普段は洋裁の仕事に専ら集中し、休みの日になると山田幸男や友人らと海や音楽フェスへ出かける。


そういった充実した日々が、より一層アトピーに悩む人の役に立ちたいという思いを強くするのだった。

 

宮崎千穂はその話を聴きながら、感心したように、ほうっとため息をついた。


「それで、実際のところいくらするんですか」


「それが、実は、ちょっとお高いんですよね…」と、鵜戸たま子は舌の先を出して、へらへらと笑ってみせる。

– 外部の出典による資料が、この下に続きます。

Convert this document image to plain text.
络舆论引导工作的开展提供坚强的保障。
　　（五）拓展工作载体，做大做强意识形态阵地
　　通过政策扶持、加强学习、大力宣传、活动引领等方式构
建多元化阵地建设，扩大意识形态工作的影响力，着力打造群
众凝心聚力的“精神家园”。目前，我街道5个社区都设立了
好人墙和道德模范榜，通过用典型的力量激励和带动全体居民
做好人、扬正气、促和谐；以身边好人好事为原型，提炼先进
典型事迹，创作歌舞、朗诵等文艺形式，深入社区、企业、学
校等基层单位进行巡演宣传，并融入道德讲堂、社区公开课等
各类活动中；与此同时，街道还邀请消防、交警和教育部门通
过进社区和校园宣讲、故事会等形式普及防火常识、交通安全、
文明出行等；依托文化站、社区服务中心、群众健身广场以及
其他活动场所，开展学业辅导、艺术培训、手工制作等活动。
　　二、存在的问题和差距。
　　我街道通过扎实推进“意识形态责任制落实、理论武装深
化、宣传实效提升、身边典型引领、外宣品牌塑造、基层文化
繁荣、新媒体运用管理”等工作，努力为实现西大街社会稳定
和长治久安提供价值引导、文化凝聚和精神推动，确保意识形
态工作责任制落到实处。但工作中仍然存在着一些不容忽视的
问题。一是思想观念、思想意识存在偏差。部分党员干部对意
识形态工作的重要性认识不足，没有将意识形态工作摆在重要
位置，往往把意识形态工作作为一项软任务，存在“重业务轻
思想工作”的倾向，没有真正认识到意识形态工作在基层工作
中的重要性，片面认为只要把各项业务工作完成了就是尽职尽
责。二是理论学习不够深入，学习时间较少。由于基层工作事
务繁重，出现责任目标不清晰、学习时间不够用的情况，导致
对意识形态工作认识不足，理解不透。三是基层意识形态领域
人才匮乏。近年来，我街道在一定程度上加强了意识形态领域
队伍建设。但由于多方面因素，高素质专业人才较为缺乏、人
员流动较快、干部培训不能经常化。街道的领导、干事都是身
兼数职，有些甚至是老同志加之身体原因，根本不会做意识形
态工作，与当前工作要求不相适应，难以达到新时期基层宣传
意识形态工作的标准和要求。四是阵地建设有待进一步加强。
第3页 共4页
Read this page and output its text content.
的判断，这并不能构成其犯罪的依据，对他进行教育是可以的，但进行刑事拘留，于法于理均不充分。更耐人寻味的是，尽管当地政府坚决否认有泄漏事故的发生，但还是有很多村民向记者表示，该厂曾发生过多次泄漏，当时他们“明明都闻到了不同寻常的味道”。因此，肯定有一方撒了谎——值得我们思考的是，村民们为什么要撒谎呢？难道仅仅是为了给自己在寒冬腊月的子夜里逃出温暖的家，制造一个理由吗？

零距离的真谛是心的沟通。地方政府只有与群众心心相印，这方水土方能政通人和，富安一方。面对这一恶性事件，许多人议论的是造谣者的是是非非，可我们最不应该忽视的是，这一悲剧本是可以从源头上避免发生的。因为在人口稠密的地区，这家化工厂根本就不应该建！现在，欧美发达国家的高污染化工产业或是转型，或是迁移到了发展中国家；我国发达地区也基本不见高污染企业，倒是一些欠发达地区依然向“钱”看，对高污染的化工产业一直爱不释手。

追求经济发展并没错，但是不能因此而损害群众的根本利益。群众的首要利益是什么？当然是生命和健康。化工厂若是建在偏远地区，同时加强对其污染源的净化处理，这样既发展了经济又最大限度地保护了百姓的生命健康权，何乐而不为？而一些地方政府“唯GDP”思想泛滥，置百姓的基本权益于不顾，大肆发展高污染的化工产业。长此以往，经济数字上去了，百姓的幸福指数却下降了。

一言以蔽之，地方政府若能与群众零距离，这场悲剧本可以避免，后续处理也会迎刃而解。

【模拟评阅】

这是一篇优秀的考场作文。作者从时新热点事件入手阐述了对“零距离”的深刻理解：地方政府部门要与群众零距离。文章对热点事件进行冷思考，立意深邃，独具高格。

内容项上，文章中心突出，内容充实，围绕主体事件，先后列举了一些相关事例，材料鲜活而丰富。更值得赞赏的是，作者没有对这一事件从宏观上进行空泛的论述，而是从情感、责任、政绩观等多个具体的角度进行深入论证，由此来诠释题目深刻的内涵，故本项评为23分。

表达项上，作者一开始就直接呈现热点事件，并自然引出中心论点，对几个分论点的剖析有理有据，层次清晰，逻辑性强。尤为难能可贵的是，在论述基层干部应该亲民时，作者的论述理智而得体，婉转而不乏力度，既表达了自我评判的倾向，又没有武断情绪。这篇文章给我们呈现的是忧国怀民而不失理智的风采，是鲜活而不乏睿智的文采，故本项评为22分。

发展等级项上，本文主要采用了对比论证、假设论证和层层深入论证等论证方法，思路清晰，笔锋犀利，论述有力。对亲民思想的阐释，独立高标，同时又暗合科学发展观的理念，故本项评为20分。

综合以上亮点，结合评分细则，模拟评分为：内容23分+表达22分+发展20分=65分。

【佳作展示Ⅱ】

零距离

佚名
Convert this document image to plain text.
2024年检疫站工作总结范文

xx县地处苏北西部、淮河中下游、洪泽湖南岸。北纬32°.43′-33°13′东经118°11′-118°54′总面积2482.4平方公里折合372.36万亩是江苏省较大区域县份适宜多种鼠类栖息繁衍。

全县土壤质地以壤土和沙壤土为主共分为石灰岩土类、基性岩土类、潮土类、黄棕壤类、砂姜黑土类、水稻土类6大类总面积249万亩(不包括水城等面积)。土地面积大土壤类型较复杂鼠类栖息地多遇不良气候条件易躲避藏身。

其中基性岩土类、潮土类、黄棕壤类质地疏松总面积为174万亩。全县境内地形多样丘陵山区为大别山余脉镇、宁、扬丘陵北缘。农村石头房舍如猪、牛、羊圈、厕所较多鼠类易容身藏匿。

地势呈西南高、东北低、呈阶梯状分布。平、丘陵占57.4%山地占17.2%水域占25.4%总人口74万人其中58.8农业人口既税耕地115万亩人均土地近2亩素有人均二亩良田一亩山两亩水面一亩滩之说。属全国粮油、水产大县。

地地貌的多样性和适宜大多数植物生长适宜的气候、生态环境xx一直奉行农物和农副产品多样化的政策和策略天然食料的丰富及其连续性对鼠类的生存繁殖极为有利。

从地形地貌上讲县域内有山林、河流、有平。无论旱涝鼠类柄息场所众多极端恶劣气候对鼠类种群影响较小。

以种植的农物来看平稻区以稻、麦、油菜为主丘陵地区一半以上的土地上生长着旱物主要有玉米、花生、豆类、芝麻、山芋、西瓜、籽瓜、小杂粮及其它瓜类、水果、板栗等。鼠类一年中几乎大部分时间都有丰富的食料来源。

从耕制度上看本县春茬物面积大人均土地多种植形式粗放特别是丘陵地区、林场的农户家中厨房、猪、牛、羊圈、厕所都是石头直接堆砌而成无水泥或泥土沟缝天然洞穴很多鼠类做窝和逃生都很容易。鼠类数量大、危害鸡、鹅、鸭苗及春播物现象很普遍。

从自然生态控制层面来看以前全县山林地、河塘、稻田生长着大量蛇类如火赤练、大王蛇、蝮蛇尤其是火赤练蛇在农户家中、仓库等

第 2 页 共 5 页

「ちょうど今日、実物を持ってきているんです。見ますか?」


「えっ、いいんですか」

 

鵜戸たま子はさっそく円形のかごバッグからビニール袋を取り出し、そのまま宮崎千穂に手渡した。


中には丁寧に折りたたまれた生成色の布が入っている。


おそるおそるひらいてみると、それ自体がブラウスのかたちに広がった。


「オーガニックコットンを使用しているので肌触りと通気性は抜群なのですが、その代わりお値段が…」


「あの、そうじゃなくて」と宮崎千穂はさえぎった。


「私が見たいのは注射薬の方です」

 

外はとうに暮れ始めていた。


窓から西日が射し込み、先ほどから鵜戸たま子を強く照らし続けている。


目をパチパチとさせて戸惑う彼女に、宮崎千穂は影のような感情を抱いた。


日除けをしなくても平気なのだろうか。


見ているだけで肌がじめじめと痒くなってくる。


「えっと、ごめんなさい。注射薬は今、手元になくて。

もし興味があるなら私ではなく、お医者さんに訊いてみるといいですよ」


「そ、それもそうですね」


「ただ…」と鵜戸たま子は斜め下を向いてつぶやいた。


「宮崎さんくらいの症状だと、注射薬を使わせてもらえるかどうかわからないですけど…」

 

そう言いかけて彼女はハッとした。


余計なことを言ってしまったと思い、あわてて謝るが、宮崎千穂はひんやりと笑うだけでそれ以上目を合わせようとしなかった。

 

とうとう我慢に限界がきた。


すみませんと一言挟んで、宮崎千穂はトイレへ駆け込んだ。